We can look directly at what theses arrays look like in our tree:
nnodes = len(ts.tables.nodes)
# First, let's write down our node ids:
print([i for i in range(nnodes)])
# Now, get the parents of each node, moving "up" the tree
print([t.parent(i) for i in range(nnodes)])
# The left child list allows moving "down left" along a tree
print([t.left_child(i) for i in range(nnodes)])
# The right child list allows moving "down right" along a tree
print([t.right_child(i) for i in range(nnodes)])
# The left sib list allows moving "left" along a tree
print([t.left_sib(i) for i in range(nnodes)])
# The right sib list allows moving "right" along a tree
print([t.right_sib(i) for i in range(nnodes)])
[0, 1, 2, 3, 4, 5, 6, 7, 8, 9, 10, 11, 12, 13, 14, 15, 16, 17, 18]
[12, 16, 11, 14, 12, 14, 10, 10, 13, 13, 11, 15, 16, 17, 15, 17, 18, 18, -1]
[-1, -1, -1, -1, -1, -1, -1, -1, -1, -1, 6, 2, 0, 8, 3, 11, 1, 13, 16]
[-1, -1, -1, -1, -1, -1, -1, -1, -1, -1, 7, 10, 4, 9, 5, 14, 12, 15, 17]
[-1, -1, -1, -1, 0, 3, -1, 6, -1, 8, 2, -1, 1, -1, 11, 13, -1, 16, -1]
[4, 12, 10, 5, -1, -1, 7, -1, 9, -1, -1, 14, -1, 15, -1, -1, 17, -1, -1]
These lists are interpreted a lists of nodes referring to other nodes. For example, the value 10 in position 0 of the parents list means, “The parent of the node with index 0 has index 10”, where the indexes refer to the node table.
Given the above lists, you may start at any valid node id (e.g. a value not equal to -1 in the first array), and then “walk” in any direction you choose along the tree until you hit a value of -1, meaning that you cannot proceed any further.
Note
The trees generated by msprime.sim_ancestry
are bifurcating, which is a consequence of simulating from the Kingman
coalescent. In forward-time simulations, it is not uncommon to have more than two descendants of a node. When that
happens, left_child and right_child refer to the left-most and right-most children, respectively. Thus, to “walk”
along the descendants of a node, you proceed to left_child, and then march along right_sib until a value of -1 is
seen. This “walking” method is the same as what you would do for a bifurcating tree, but I want to point out that
counting the number of immediate descendants of a node requires counting the number of steps that the walk requires,
and that it may be longer than two steps.

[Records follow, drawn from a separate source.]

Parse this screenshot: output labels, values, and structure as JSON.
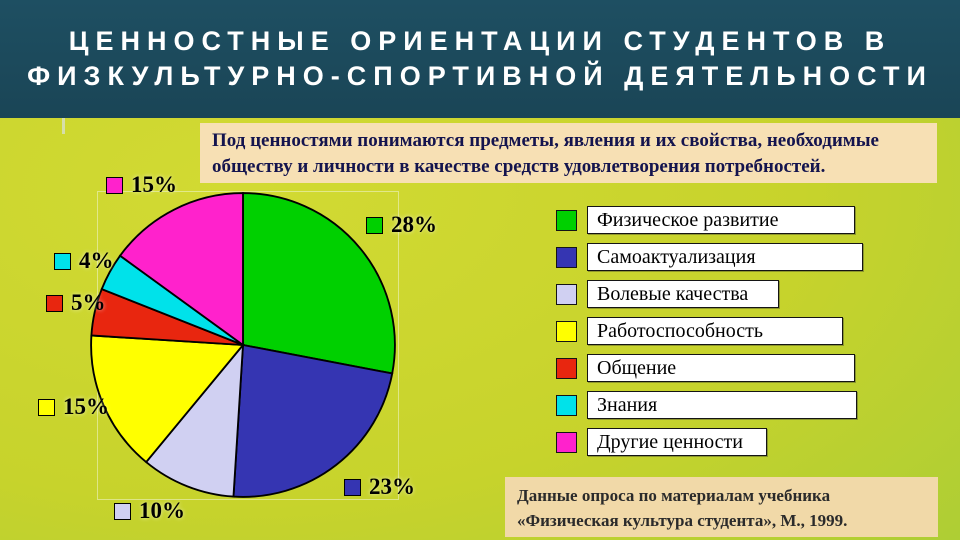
{
  "slide": {
    "title_line1": "ЦЕННОСТНЫЕ ОРИЕНТАЦИИ СТУДЕНТОВ В",
    "title_line2": "ФИЗКУЛЬТУРНО-СПОРТИВНОЙ ДЕЯТЕЛЬНОСТИ",
    "definition_text": "Под ценностями понимаются предметы, явления и их свойства, необходимые обществу и личности в качестве средств удовлетворения потребностей.",
    "source_text": "Данные опроса по материалам учебника «Физическая культура студента», М., 1999."
  },
  "colors": {
    "header_bg": "#1b4656",
    "slide_bg_top": "#d2da33",
    "slide_bg_bottom": "#9bca3b",
    "definition_bg": "#f7e0b4",
    "source_bg": "#f1d9a8",
    "title_text": "#ffffff"
  },
  "chart_data": {
    "type": "pie",
    "title": "",
    "start_angle_deg": -90,
    "direction": "clockwise",
    "legend_position": "right",
    "slices": [
      {
        "label": "Физическое развитие",
        "value": 28,
        "pct_label": "28%",
        "color": "#00d000"
      },
      {
        "label": "Самоактуализация",
        "value": 23,
        "pct_label": "23%",
        "color": "#3535b2"
      },
      {
        "label": "Волевые качества",
        "value": 10,
        "pct_label": "10%",
        "color": "#d0d0f2"
      },
      {
        "label": "Работоспособность",
        "value": 15,
        "pct_label": "15%",
        "color": "#ffff00"
      },
      {
        "label": "Общение",
        "value": 5,
        "pct_label": "5%",
        "color": "#e8260f"
      },
      {
        "label": "Знания",
        "value": 4,
        "pct_label": "4%",
        "color": "#00e2ea"
      },
      {
        "label": "Другие ценности",
        "value": 15,
        "pct_label": "15%",
        "color": "#ff22cc"
      }
    ]
  }
}
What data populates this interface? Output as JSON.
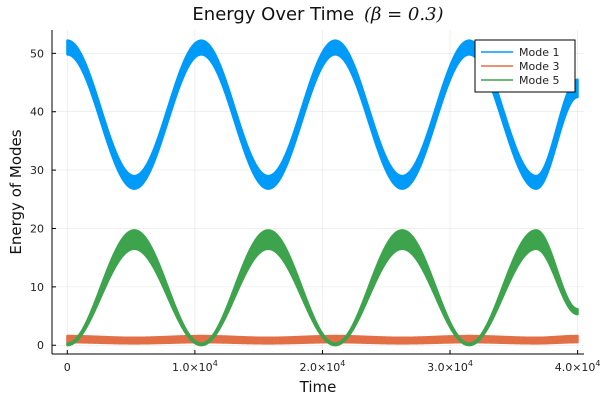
{
  "chart_data": {
    "type": "line",
    "title": "Energy Over Time",
    "title_math": "(β = 0.3)",
    "xlabel": "Time",
    "ylabel": "Energy of Modes",
    "xlim": [
      -1200,
      40500
    ],
    "ylim": [
      -1.5,
      54
    ],
    "grid": true,
    "legend_position": "top-right",
    "x_ticks": [
      {
        "value": 0,
        "mantissa": "0",
        "exp": ""
      },
      {
        "value": 10000,
        "mantissa": "1.0×10",
        "exp": "4"
      },
      {
        "value": 20000,
        "mantissa": "2.0×10",
        "exp": "4"
      },
      {
        "value": 30000,
        "mantissa": "3.0×10",
        "exp": "4"
      },
      {
        "value": 40000,
        "mantissa": "4.0×10",
        "exp": "4"
      }
    ],
    "y_ticks": [
      0,
      10,
      20,
      30,
      40,
      50
    ],
    "series": [
      {
        "name": "Mode 1",
        "color": "#009AF9",
        "period": 10500,
        "x": [
          0,
          5250,
          10500,
          15750,
          21000,
          26250,
          31500,
          36750,
          40000
        ],
        "upper": [
          52.2,
          29.0,
          52.2,
          29.0,
          52.2,
          29.0,
          52.2,
          29.0,
          45.5
        ],
        "lower": [
          49.8,
          26.8,
          49.8,
          26.8,
          49.8,
          26.8,
          49.8,
          26.8,
          42.5
        ]
      },
      {
        "name": "Mode 3",
        "color": "#E26F46",
        "x": [
          0,
          5250,
          10500,
          15750,
          21000,
          26250,
          31500,
          36750,
          40000
        ],
        "upper": [
          1.6,
          1.3,
          1.6,
          1.3,
          1.6,
          1.3,
          1.6,
          1.3,
          1.6
        ],
        "lower": [
          0.5,
          0.3,
          0.5,
          0.3,
          0.5,
          0.3,
          0.5,
          0.3,
          0.5
        ]
      },
      {
        "name": "Mode 5",
        "color": "#3DA44D",
        "x": [
          0,
          5250,
          10500,
          15750,
          21000,
          26250,
          31500,
          36750,
          40000
        ],
        "upper": [
          0.3,
          19.7,
          0.3,
          19.7,
          0.3,
          19.7,
          0.3,
          19.7,
          6.2
        ],
        "lower": [
          0.0,
          16.5,
          0.0,
          16.5,
          0.0,
          16.5,
          0.0,
          16.5,
          5.3
        ]
      }
    ]
  }
}
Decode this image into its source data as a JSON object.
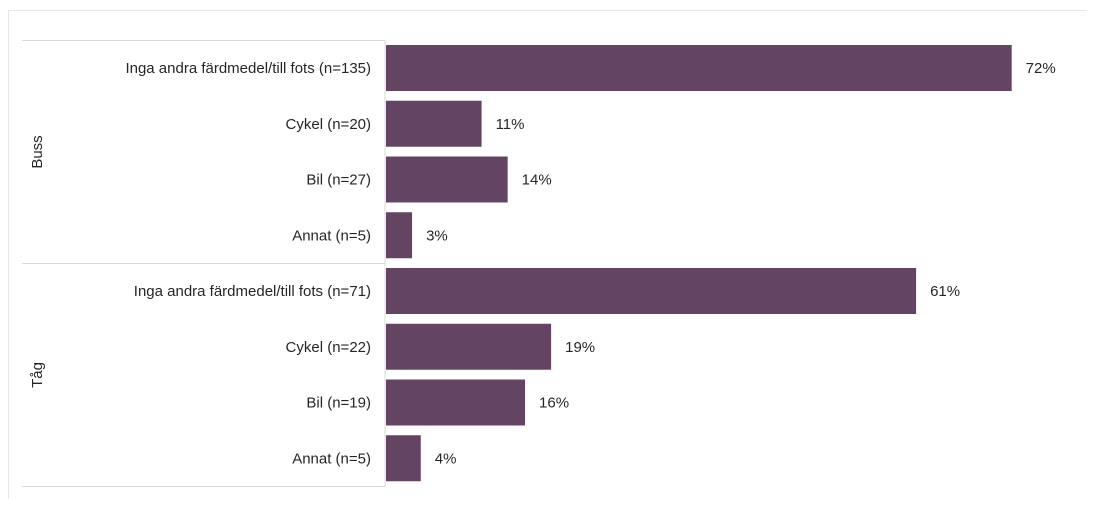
{
  "chart_data": {
    "type": "bar",
    "orientation": "horizontal",
    "unit": "%",
    "bar_color": "#634563",
    "xlim": [
      0,
      100
    ],
    "grid": false,
    "groups": [
      {
        "name": "Buss",
        "categories": [
          "Inga andra färdmedel/till fots (n=135)",
          "Cykel (n=20)",
          "Bil (n=27)",
          "Annat (n=5)"
        ],
        "values": [
          72,
          11,
          14,
          3
        ]
      },
      {
        "name": "Tåg",
        "categories": [
          "Inga andra färdmedel/till fots (n=71)",
          "Cykel (n=22)",
          "Bil (n=19)",
          "Annat (n=5)"
        ],
        "values": [
          61,
          19,
          16,
          4
        ]
      }
    ]
  }
}
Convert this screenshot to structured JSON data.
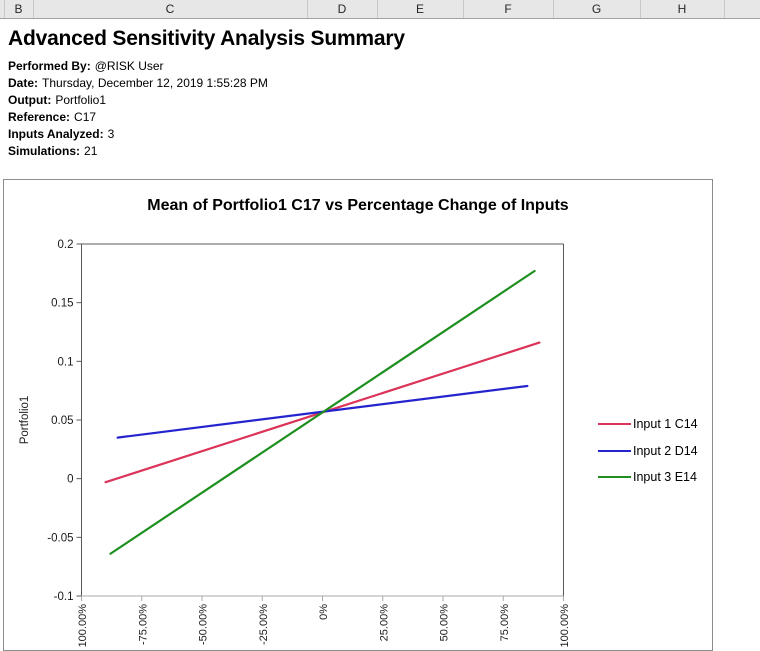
{
  "sheet": {
    "columns": [
      "B",
      "C",
      "D",
      "E",
      "F",
      "G",
      "H"
    ]
  },
  "report": {
    "title": "Advanced Sensitivity Analysis Summary",
    "fields": [
      {
        "label": "Performed By:",
        "value": "@RISK User"
      },
      {
        "label": "Date:",
        "value": "Thursday, December 12, 2019 1:55:28 PM"
      },
      {
        "label": "Output:",
        "value": "Portfolio1"
      },
      {
        "label": "Reference:",
        "value": "C17"
      },
      {
        "label": "Inputs Analyzed:",
        "value": "3"
      },
      {
        "label": "Simulations:",
        "value": "21"
      }
    ]
  },
  "chart_data": {
    "type": "line",
    "title": "Mean of Portfolio1 C17 vs Percentage Change of Inputs",
    "xlabel": "",
    "ylabel": "Portfolio1",
    "xlim": [
      -100,
      100
    ],
    "ylim": [
      -0.1,
      0.2
    ],
    "grid": false,
    "legend_position": "right",
    "x_tick_values": [
      -100,
      -75,
      -50,
      -25,
      0,
      25,
      50,
      75,
      100
    ],
    "x_tick_labels": [
      "-100.00%",
      "-75.00%",
      "-50.00%",
      "-25.00%",
      "0%",
      "25.00%",
      "50.00%",
      "75.00%",
      "100.00%"
    ],
    "y_ticks": [
      0.2,
      0.15,
      0.1,
      0.05,
      0,
      -0.05,
      -0.1
    ],
    "series": [
      {
        "name": "Input 1 C14",
        "color": "#dc3359",
        "x": [
          -90,
          90
        ],
        "y": [
          -0.003,
          0.116
        ]
      },
      {
        "name": "Input 2 D14",
        "color": "#2424ce",
        "x": [
          -85,
          85
        ],
        "y": [
          0.035,
          0.079
        ]
      },
      {
        "name": "Input 3 E14",
        "color": "#1f8f1f",
        "x": [
          -88,
          88
        ],
        "y": [
          -0.064,
          0.177
        ]
      }
    ],
    "crossing_point": {
      "x_pct": 0,
      "y": 0.057
    }
  }
}
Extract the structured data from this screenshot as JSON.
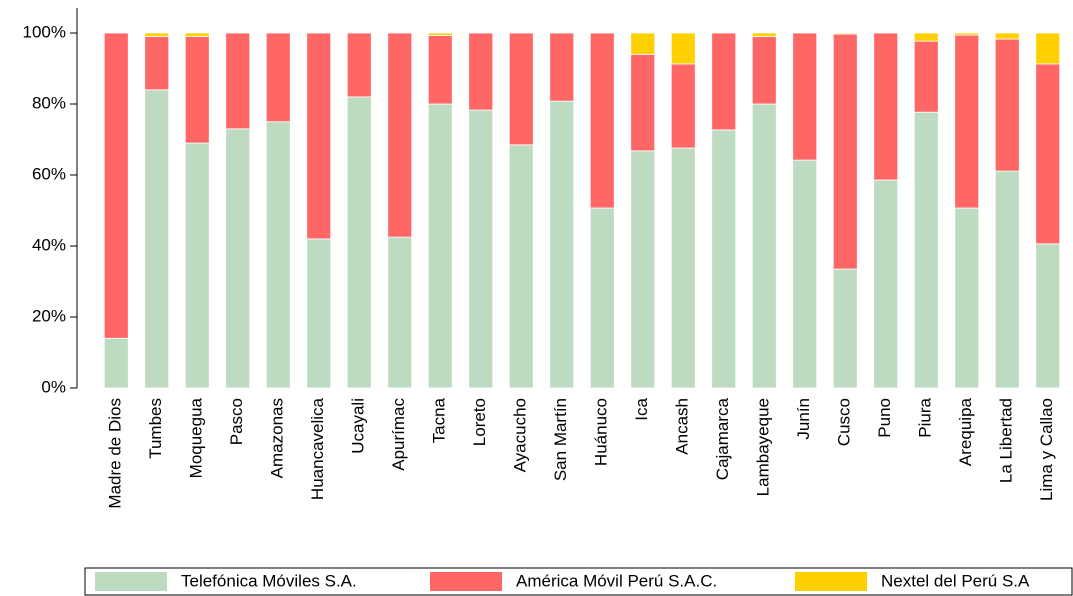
{
  "chart_data": {
    "type": "stacked_bar",
    "categories": [
      "Madre de Dios",
      "Tumbes",
      "Moquegua",
      "Pasco",
      "Amazonas",
      "Huancavelica",
      "Ucayali",
      "Apurímac",
      "Tacna",
      "Loreto",
      "Ayacucho",
      "San Martín",
      "Huánuco",
      "Ica",
      "Ancash",
      "Cajamarca",
      "Lambayeque",
      "Junín",
      "Cusco",
      "Puno",
      "Piura",
      "Arequipa",
      "La Libertad",
      "Lima y Callao"
    ],
    "series": [
      {
        "name": "Telefónica Móviles S.A.",
        "color": "#bddbc0",
        "values": [
          14,
          84,
          69,
          73,
          75,
          42,
          82,
          42.5,
          80,
          78.3,
          68.5,
          80.8,
          50.7,
          66.8,
          67.6,
          72.7,
          80,
          64.2,
          33.5,
          58.6,
          77.7,
          50.7,
          61.1,
          40.6
        ]
      },
      {
        "name": "América Móvil Perú S.A.C.",
        "color": "#ff6666",
        "values": [
          86,
          15,
          30,
          27,
          25,
          58,
          18,
          57.5,
          19.3,
          21.7,
          31.5,
          19.2,
          49.3,
          27.2,
          23.7,
          27.3,
          19,
          35.8,
          66.2,
          41.4,
          20,
          48.7,
          37.2,
          50.7
        ]
      },
      {
        "name": "Nextel del Perú S.A",
        "color": "#ffd000",
        "values": [
          0,
          1,
          1,
          0,
          0,
          0,
          0,
          0,
          0.7,
          0,
          0,
          0,
          0,
          6,
          8.7,
          0,
          1,
          0,
          0.3,
          0,
          2.3,
          0.6,
          1.7,
          8.7
        ]
      }
    ],
    "ylim": [
      0,
      100
    ],
    "yticks": [
      {
        "value": 0,
        "label": "0%"
      },
      {
        "value": 20,
        "label": "20%"
      },
      {
        "value": 40,
        "label": "40%"
      },
      {
        "value": 60,
        "label": "60%"
      },
      {
        "value": 80,
        "label": "80%"
      },
      {
        "value": 100,
        "label": "100%"
      }
    ]
  }
}
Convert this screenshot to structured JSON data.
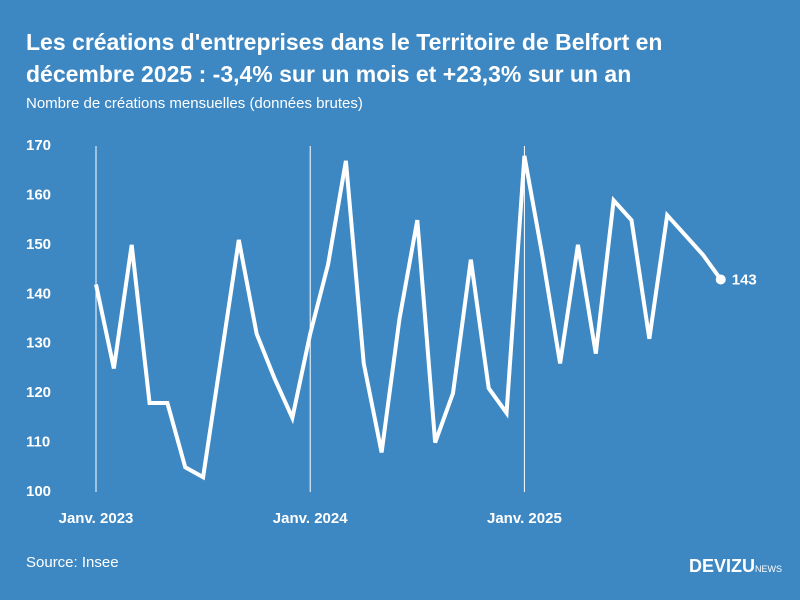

The last five arrays show above correspond to the following attributes of fwdpy11.TreeIterator
:
The key to efficiency is how these linked lists are updated as you move from tree \(i\) to tree \(i+1\). Given an approprate set of indexes, these lists are only updated at the positions that differ between the two trees. In practice, adjacent trees are highly-correlated, meaning that very few values need updating. The construction of these indexes is described immediatlely above the description of “Algorithm T” in the Kelleher et al. (2016) paper describing msprime.
The building of those indexes is a key determinant of performance for algorithms on tree sequences. Fortunately, you don’t need to worry about that, as that machinery is hidden in the internals of fwdpp (and tskit).